India’s fiscal deficit seen lower than 3.5% of GDP in FY181 min read . Updated: 03 Apr 2018, 05:21 AM IST
Buoyant direct tax collections and record divestment proceeds exceeding Rs1 trillion have helped the government in meeting its fiscal deficit target for FY18
New Delhi: India’s fiscal deficit will be narrower than the revised budget estimate of 3.5% of gross domestic product (GDP) in 2017-18, government officials said on Monday, amid concerns that the government may overshoot the target.
The statement comes ahead of the Reserve Bank of India’s monetary policy committee meeting to review policy rates, scheduled for 4-5 April.
In this year’s budget, finance minister Arun Jaitley had revised the fiscal deficit target for FY18 upwards to 3.5% of GDP or Rs5.94 trillion from 3.2% of GDP or Rs5.46 trillion. Buoyant direct tax collections and record divestment proceeds exceeding Rs1 trillion have helped the government in meeting its fiscal deficit.

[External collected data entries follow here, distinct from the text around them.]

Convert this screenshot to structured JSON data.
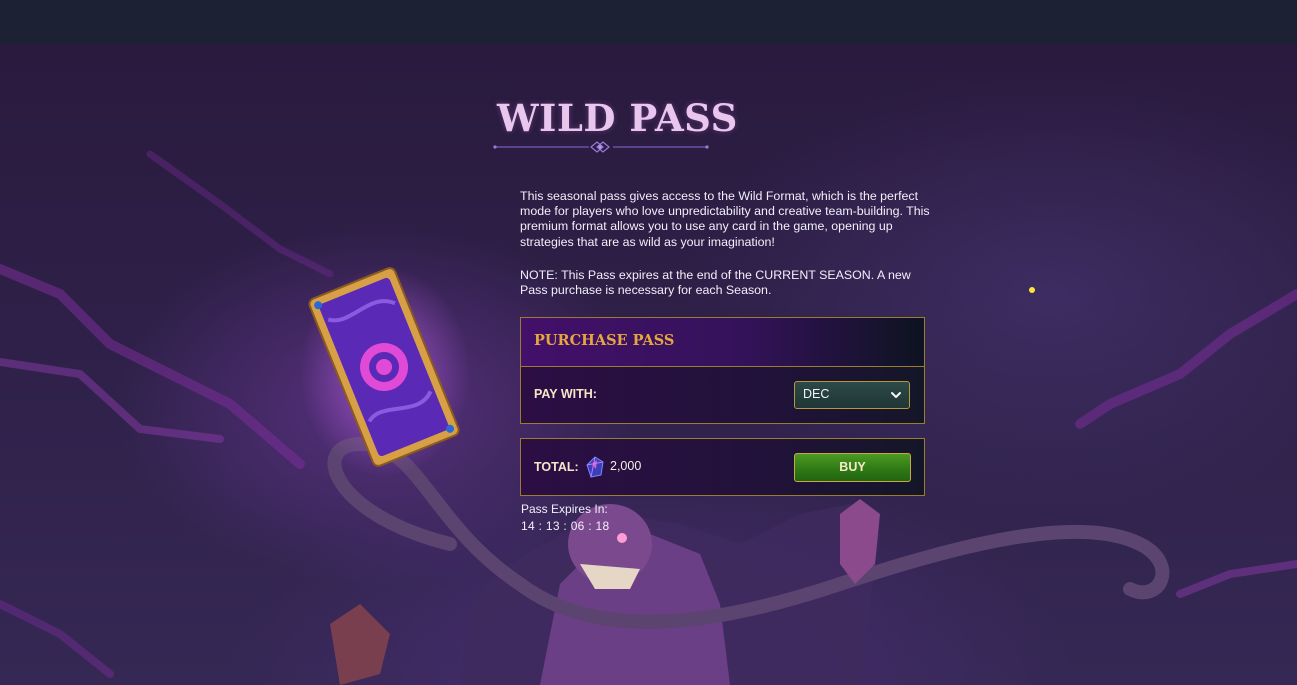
{
  "page": {
    "title": "WILD PASS",
    "description": "This seasonal pass gives access to the Wild Format, which is the perfect mode for players who love unpredictability and creative team-building. This premium format allows you to use any card in the game, opening up strategies that are as wild as your imagination!",
    "note": "NOTE: This Pass expires at the end of the CURRENT SEASON. A new Pass purchase is necessary for each Season."
  },
  "purchase": {
    "header": "PURCHASE PASS",
    "pay_with_label": "PAY WITH:",
    "currency_selected": "DEC",
    "total_label": "TOTAL:",
    "total_icon": "dec-gem-icon",
    "total_value": "2,000",
    "buy_label": "BUY"
  },
  "expiry": {
    "label": "Pass Expires In:",
    "countdown": "14 : 13 : 06 : 18"
  },
  "colors": {
    "title": "#e9c6ee",
    "header_text": "#e5a640",
    "panel_border": "#9a7d2e",
    "buy_button": "#2f7a16",
    "top_bar": "#1c2233"
  }
}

“With almost all of revenues and expenditure accounted for (some minor accounting adjustments remaining), I can confirm that both fiscal deficit and revenue deficit are lower than the revised estimates for 2017-18," Subhash Chandra Garg, secretary, department of economic affairs, wrote on Twitter.
Revenue deficit was revised upwards to 2.6% of GDP from 1.9% in the budget.
Separately, finance secretary Hasmukh Adhia said buoyant tax collections, especially on the direct tax side, have helped in meeting the fiscal deficit target. “It was a year of uncertainty in revenues. We have broadly met our targets both on the direct tax and indirect tax side," said Adhia.
And this has been achieved without any major expenditure cuts. “There were no major expenditure cuts but there were some natural savings as some departments were not able to spend the money allocated to them by 31 March."
Direct tax collections in FY18 are estimated at Rs9.95 trillion and this number is expected to be revised upwards to more than Rs10 trillion as the final figures come in, said Sushil Chandra, chairman of the Central Board of Direct Taxes.
The improvement in tax collections has been accompanied by a major improvement in compliance. The tax department has managed to add nearly 10 million new taxpayers, said Chandra.
While growth in corporate tax collections was 17%, it was 19% for personal income tax. Further, 68.4 million returns were filed in 2017-18 (of which 67 million were through e-filing), as against 54.3 million returns in the previous year.
Adhia said the trend in goods and services tax (GST) collections also shows an upswing. He said compliance has improved under the new indirect tax regime.
GST collections have been at 98% of the revised estimates, he said.